President’s playing games

Published 12:15 am Saturday, July 13, 2013

By MARSHALL YATES

Inside the Oval Office, President Obama is playing political games with the rule of law in America. While the Supreme Court has declared itself the final arbiter of the Constitution, the Constitution itself requires each branch of our federal government to act in accordance with our nation’s highest document. However, President Obama has tried to have his constitutional cake and eat it, too.

The true colors of the Obama administration can be seen through a detailed look at the history of the Supreme Court’s June ruling in United States v. Windsor. This case demonstrates the constitutional conundrum created by the policies of the Obama Administration. Here, the Supreme Court ruled in favor of Windsor by striking the Defense of Marriage Act’s (DOMA) section 3, which defined marriage as being between a man and a woman, and requiring the refund of estate tax to Windsor.

Prior to litigation, the Department of Justice clarified that they did not view DOMA as constitutional and therefore, the Solicitor General would not be defending the law in court. To many, the president seemed to be defending the Constitution against what his administration believed to be an unconstitutional law. But in a curious twist, the Obama administration said that it would continue to enforce the law although declining to defend it.

The president took matters even further to ensure the case continued to the Supreme Court by refusing to follow the judgment of the lower courts requiring the IRS to grant Windsor her estate tax refund. By enforcing a law he believed to be unconstitutional, President Obama ensured sufficient standing for the Court to hear the case.
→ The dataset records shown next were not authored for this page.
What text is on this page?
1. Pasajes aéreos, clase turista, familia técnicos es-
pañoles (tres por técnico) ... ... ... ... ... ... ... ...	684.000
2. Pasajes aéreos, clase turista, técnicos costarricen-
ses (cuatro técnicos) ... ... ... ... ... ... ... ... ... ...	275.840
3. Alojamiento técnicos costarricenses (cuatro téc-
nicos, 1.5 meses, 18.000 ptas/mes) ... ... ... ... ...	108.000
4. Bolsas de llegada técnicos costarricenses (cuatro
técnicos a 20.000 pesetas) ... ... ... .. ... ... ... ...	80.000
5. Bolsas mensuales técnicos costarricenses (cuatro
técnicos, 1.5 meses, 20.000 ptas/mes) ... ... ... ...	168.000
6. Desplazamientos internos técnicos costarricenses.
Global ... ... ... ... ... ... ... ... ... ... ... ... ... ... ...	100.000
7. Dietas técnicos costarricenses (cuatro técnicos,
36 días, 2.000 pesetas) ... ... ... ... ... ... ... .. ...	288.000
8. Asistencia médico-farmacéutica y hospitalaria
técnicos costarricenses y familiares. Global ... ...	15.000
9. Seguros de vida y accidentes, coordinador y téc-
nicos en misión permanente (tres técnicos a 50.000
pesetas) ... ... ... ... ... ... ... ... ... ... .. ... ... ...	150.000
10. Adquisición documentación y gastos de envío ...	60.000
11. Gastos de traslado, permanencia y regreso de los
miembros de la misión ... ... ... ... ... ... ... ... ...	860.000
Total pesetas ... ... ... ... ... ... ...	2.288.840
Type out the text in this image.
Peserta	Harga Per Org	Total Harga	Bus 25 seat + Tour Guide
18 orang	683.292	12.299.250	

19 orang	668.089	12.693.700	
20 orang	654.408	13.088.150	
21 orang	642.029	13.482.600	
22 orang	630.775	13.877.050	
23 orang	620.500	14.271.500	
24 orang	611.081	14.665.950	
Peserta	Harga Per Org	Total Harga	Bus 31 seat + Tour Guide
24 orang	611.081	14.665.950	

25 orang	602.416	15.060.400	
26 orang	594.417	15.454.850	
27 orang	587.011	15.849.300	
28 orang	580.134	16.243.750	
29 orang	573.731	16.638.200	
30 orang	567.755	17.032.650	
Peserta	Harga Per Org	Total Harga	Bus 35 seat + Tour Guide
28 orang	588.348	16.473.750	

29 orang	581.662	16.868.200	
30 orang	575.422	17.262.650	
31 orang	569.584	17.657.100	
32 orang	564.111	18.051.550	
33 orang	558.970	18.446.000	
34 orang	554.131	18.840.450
In the majority opinion, Justice Kennedy scolded President Obama for his”… failure to defend the constitutionality of an Act of Congress based on a constitutional theory not yet established.” The Court reprimanded the president for engaging in constitutional interpretation outside of the judicial branch. But the president’s actions were far more nuanced than the Court’s assessment.

Oddly, the circumstances of the Windsor case resemble the facts in the Supreme Court’s recent decision relating to California’s Proposition 8. There the Court held that the Ninth Circuit should not have heard the case because the case was not “…presented in an adversary context.” Clearly, the parties in the Windsor case were also not in an adversarial position because Obama and his Department of Justice actually agreed with the lower court’s decision.

President Obama’s political gamesmanship may have secured a win for his base, but it creates a terrible precedent for constitutional protection. The President’s sworn oath to “protect and defend the Constitution” is not an optional duty based on circumstances and political agendas. When the President truly believes that a law is unconstitutional, he has a constitutional obligation to decline its enforcement as well as its defense.

America’s Constitution proscribes specific requirements for the enactment and repeal of laws. The president’s tactical maneuvers are no substitution for those provisions. Picking and choosing which laws to enforce and defend in a manner that leaves various laws active and undefended before the courts creates an opportunity ripe for judicial activism, an ominous precedent for Presidential power, and leaves the representatives of the people in Congress with little recourse.

 

Marshall Yates is a law clerk for the Alabama Policy Institute.